Poster E127, Monday, March 26, 2:30-4:30 pm, Exhibit Hall C
Statistical Learning and Gestalt-like Principles Predict Human Melodic Expectations
Aniruddh Patel1, Emily Morgan1, Allison Fogel1; 1Tufts University
Across cognitive domains, humans form expectations about upcoming events. What knowledge do listeners draw upon to form these expectations? Music provides a test case for the trade-off between rule-based versus statistical-learning-based accounts. We ask whether expectations about upcoming notes in melodies are driven by rule-like Gestalt principles (e.g. a preference for small intervals) or by learned statistical knowledge from previous experience.
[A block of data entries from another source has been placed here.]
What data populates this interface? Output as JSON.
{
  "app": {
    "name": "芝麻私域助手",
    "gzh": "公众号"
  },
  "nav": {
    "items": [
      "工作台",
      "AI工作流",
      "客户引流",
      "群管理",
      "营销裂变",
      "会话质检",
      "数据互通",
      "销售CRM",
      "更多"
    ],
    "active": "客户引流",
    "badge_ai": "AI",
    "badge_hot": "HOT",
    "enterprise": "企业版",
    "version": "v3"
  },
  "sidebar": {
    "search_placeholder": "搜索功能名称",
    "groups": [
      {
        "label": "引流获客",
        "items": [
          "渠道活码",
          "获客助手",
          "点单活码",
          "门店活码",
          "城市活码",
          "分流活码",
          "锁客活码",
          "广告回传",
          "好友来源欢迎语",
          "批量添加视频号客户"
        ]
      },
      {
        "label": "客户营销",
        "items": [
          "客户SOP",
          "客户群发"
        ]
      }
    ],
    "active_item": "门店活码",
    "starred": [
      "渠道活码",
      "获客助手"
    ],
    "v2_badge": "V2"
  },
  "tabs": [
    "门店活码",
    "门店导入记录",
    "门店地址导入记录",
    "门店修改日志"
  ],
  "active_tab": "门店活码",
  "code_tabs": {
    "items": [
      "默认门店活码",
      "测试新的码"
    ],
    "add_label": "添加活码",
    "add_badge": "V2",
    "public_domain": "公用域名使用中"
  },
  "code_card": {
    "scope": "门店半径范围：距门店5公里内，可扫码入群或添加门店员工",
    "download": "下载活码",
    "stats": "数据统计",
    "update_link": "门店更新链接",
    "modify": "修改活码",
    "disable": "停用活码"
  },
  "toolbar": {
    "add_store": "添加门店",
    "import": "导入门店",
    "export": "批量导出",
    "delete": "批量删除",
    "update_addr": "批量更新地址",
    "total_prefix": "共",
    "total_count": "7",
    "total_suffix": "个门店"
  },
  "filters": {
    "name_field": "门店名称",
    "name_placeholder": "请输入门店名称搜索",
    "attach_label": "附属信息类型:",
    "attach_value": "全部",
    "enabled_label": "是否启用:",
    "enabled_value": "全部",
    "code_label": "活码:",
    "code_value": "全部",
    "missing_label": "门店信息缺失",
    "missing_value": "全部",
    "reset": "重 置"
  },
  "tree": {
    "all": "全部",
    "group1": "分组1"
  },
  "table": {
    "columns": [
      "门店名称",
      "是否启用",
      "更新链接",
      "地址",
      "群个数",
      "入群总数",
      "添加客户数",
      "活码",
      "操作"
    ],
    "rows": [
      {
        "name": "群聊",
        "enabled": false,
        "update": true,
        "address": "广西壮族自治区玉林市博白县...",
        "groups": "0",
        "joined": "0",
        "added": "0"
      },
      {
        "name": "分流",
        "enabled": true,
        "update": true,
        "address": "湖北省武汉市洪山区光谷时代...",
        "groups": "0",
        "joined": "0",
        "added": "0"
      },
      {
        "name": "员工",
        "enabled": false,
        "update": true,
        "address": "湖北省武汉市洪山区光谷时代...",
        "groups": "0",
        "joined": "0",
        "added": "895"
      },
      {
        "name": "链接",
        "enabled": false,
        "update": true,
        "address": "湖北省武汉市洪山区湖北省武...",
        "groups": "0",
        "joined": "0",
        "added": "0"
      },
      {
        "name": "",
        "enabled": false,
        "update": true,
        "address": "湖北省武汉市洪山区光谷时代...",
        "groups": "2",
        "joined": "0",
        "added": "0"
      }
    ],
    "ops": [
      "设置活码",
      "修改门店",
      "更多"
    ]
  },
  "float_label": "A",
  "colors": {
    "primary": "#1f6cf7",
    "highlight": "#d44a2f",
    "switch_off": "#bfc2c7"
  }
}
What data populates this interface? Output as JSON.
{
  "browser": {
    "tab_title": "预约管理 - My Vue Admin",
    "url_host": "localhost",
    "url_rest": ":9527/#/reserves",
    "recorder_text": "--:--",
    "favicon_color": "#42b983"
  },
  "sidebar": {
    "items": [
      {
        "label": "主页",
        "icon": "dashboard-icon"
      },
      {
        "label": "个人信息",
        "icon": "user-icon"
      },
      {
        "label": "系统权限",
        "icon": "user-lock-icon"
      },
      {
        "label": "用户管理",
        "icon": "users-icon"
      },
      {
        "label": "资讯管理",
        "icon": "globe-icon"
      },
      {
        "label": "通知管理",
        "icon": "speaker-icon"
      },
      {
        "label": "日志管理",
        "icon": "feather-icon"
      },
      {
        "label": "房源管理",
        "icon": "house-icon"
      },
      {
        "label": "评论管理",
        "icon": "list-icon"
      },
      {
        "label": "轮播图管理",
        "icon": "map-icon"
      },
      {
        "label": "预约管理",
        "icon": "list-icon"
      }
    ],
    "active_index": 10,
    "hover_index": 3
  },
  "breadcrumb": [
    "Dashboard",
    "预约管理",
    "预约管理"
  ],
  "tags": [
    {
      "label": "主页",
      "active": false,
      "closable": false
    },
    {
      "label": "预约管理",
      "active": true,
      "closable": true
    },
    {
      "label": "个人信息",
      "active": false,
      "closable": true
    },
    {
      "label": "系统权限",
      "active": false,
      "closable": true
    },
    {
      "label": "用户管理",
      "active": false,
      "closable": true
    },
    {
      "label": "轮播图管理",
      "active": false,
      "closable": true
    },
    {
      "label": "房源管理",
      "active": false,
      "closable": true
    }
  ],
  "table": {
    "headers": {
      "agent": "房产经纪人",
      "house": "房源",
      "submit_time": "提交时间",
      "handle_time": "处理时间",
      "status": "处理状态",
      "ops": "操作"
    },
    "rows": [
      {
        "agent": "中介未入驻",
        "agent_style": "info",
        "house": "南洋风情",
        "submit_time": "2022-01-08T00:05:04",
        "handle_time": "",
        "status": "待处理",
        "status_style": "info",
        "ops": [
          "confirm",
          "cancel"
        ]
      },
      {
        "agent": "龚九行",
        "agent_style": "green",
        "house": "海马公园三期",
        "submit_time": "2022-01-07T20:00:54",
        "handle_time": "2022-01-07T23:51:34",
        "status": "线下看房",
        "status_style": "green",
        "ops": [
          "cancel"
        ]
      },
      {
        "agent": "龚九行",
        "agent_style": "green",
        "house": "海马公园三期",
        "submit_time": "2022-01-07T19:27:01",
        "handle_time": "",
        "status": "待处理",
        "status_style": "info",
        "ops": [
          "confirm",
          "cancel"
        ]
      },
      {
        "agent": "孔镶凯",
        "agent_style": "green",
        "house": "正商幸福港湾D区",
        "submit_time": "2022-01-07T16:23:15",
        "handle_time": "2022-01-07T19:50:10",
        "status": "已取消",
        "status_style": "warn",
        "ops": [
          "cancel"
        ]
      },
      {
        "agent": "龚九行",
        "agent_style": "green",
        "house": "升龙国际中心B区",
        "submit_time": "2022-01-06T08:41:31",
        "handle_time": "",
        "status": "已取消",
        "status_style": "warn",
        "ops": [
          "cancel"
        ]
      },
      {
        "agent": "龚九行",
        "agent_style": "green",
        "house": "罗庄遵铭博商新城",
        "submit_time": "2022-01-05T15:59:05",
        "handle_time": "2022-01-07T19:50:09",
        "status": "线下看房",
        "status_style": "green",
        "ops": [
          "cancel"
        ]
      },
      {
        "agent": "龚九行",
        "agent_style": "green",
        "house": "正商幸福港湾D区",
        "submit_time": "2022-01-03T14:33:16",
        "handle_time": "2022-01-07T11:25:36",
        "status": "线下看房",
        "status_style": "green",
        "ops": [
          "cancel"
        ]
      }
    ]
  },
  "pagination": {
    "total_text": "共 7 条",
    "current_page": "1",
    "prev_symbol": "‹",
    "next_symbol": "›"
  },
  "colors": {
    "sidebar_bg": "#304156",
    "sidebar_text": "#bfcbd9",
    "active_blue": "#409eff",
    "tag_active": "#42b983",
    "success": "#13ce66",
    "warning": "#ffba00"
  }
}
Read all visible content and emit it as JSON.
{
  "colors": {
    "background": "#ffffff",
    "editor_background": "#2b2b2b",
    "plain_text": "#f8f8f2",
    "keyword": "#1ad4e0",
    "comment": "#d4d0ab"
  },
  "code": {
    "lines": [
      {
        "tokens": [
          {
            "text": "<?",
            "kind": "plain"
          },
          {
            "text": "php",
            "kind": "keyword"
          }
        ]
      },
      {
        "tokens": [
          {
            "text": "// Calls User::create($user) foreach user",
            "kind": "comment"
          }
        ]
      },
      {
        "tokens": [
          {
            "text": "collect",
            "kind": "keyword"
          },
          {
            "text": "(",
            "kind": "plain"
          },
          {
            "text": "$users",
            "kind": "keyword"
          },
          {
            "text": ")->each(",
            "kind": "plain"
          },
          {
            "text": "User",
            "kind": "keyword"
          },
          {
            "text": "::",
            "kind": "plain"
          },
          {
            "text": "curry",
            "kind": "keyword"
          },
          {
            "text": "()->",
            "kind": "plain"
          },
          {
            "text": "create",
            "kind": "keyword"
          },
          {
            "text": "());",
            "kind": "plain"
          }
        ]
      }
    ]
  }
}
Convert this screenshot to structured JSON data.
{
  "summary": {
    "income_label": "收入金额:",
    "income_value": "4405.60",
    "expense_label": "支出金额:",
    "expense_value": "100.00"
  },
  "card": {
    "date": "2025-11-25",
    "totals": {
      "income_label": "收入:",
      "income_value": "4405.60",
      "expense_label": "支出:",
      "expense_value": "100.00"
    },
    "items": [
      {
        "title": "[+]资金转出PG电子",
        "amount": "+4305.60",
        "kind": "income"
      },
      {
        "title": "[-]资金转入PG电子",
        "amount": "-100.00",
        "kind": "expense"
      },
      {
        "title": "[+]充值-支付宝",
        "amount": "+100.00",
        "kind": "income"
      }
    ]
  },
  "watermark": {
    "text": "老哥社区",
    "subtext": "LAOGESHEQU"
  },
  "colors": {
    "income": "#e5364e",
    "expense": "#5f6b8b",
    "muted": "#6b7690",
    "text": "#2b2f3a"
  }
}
We compare Temperley’s (2008) Probabilistic Model of Melody Perception—which incorporates three Gestalt-like principles—with Pearce’s (2005) IDyOM model—which learns n-grams from a training corpus. We use multinomial logit modeling to compare these models’ ability to predict behavioral data in which participants hear melodic fragments and sing the note they expect to come next. Fragments were manipulated either to strongly suggest a particular continuation note or to not create strong expectations. We find that both the IDyOM and Temperley models contribute independently to predicting participant responses, but that IDyOM is a stronger predictor, indicating that melodic expectations are largely driven by learned statistical knowledge but also include a Gestalt-like component. We further note that both models perform better in cases where human data has high entropy (i.e. responses split among many notes) compared to cases where human data has low entropy (in particular, cases where the majority of participants sing the tonic—i.e. authentic cadences). We conclude that forming expectations purely on the musical surface is insufficient to capture listeners’ expectations, suggesting an important role for hierarchical harmonic knowledge not captured by either of the models considered here.